Saturday, May 5, 2007

BRAND NEW JUSTICE by Simon Anholt


Brand New Justice is an exposition of marketing guru Simon Anholt's strategies for emerging market nations to develop their economies through branding. In this way, he suggests that emerging markets can begin to close the economic gap with the nations that have powerful brands, which continue to make most of the profit while poorer nations that supply the raw materials and handle the manufacturing make little profit and are often on shaky economic ground. Additionally, not only can products be branded by these countries, but the countries themselves can be branded.

Anholt begins with a list of five conventional objections to why poor countries cannot develop their brands: they cannot produce high-quality goods, they cannot afford to promote them internationally, they do not have the expertise to build international brands, people in rich countries would not want to purchase these products anyway, and corrupt individuals would suck up any profit (p. 10). The fourth argument, that, for example, Americans would not be interested in buying designer anything from a poor, prestige-less country, seemed most important, but Anholt goes on to address and, to a great extent, refute all these statements throughout the rest of the book.

In his quest to teach emerging markets branding, Anholt seems to show little regard for the consumer. The tone of Brand New Justice suggests that the consumer will buy whatever product is marketed best. That is, the consumer is, at least to some extent, a slave to marketing, or else they are fish to be lured by the most tantalizing jig. Anholt says, "Either marketing works, and it is a powerful tool for change, in which case it must admit responsibility for the absolutely central role it has played in creating the ever-widening inequality between rich and poor during the last century; or it is nothing…" (p. 17). Brand New Justice makes it clear that Anholt believes the former. So while Anholt goes on at length about the moral possibilities of marketing, he has little to say about the moral implications of consumerism.
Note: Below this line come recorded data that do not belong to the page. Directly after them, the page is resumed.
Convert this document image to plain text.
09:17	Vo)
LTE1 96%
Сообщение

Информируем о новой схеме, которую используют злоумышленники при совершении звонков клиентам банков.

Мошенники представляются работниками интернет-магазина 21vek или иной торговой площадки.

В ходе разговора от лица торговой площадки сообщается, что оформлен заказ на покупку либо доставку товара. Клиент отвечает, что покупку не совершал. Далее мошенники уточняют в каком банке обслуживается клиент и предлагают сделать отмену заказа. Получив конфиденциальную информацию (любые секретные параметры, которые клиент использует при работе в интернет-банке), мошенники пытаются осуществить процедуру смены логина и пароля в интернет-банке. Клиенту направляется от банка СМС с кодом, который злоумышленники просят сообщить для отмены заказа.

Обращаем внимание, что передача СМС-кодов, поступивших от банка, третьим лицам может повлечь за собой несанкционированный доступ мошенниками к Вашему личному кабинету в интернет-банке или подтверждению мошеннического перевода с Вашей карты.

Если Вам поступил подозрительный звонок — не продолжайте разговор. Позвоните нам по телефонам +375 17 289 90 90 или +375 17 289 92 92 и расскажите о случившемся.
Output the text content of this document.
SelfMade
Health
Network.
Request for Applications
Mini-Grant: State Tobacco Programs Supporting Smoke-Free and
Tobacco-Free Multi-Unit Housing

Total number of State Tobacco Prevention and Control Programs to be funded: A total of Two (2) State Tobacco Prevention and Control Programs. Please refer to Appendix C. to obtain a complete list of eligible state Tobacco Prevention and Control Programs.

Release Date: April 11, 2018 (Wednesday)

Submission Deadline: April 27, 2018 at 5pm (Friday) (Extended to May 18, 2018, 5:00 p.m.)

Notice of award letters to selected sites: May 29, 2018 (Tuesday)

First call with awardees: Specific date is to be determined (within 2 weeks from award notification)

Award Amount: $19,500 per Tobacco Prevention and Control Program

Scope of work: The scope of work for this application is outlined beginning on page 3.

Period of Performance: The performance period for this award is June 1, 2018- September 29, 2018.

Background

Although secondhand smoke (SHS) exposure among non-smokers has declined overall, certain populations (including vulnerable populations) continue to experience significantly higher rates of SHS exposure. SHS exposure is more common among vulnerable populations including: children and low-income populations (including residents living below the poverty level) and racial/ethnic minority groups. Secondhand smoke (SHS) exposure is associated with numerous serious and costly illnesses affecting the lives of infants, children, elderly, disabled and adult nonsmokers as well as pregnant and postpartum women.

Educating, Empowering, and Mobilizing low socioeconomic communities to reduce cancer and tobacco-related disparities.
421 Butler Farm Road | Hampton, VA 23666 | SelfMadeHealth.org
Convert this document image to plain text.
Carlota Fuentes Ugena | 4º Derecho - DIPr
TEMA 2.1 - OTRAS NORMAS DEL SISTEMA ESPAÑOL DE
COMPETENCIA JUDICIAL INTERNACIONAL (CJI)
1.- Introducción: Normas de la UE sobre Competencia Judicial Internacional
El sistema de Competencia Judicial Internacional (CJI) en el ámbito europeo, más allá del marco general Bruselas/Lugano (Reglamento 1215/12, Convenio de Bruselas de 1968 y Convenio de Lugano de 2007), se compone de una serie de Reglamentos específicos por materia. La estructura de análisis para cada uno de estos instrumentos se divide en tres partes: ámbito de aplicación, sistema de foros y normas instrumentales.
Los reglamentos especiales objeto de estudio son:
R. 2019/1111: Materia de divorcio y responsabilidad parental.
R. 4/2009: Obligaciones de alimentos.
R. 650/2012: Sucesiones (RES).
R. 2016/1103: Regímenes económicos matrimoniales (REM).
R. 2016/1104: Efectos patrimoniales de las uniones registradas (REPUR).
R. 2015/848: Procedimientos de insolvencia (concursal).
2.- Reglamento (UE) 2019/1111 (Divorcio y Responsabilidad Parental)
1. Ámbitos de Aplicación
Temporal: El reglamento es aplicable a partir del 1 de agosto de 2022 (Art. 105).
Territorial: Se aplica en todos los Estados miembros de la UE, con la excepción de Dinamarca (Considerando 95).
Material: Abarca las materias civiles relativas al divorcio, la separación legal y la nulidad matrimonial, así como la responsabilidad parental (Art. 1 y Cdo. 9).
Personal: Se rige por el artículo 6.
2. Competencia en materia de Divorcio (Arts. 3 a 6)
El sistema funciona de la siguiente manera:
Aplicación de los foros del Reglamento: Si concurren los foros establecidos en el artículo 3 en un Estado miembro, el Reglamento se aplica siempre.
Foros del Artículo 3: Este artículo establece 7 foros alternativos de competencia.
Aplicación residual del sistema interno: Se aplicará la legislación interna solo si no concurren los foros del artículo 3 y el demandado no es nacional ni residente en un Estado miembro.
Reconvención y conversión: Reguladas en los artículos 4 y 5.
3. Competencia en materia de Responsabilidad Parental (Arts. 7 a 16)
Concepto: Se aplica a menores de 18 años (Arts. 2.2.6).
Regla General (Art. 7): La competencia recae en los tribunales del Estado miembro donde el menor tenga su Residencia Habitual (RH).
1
Anholt speaks generally about how brands from emerging markets can achieve international credibility. Perhaps specifics are impractical; certainly there is no hard-and-fast formula to follow for brand success, and each brand's scenario has myriad variables.

The task that Anholt proposes, to use branding to help emerging markets achieve economic stability, is a noble, difficult and complex one. Brand New Justice is merely the beginning of a discussion on the topic, not a treatise on how to implement this strategy. If taken as such, as an impetus for creative planning and strategizing rather than a full treatment of the problem, then this is quite a good book that could benefit anyone in marketing, advertising, or international diplomacy.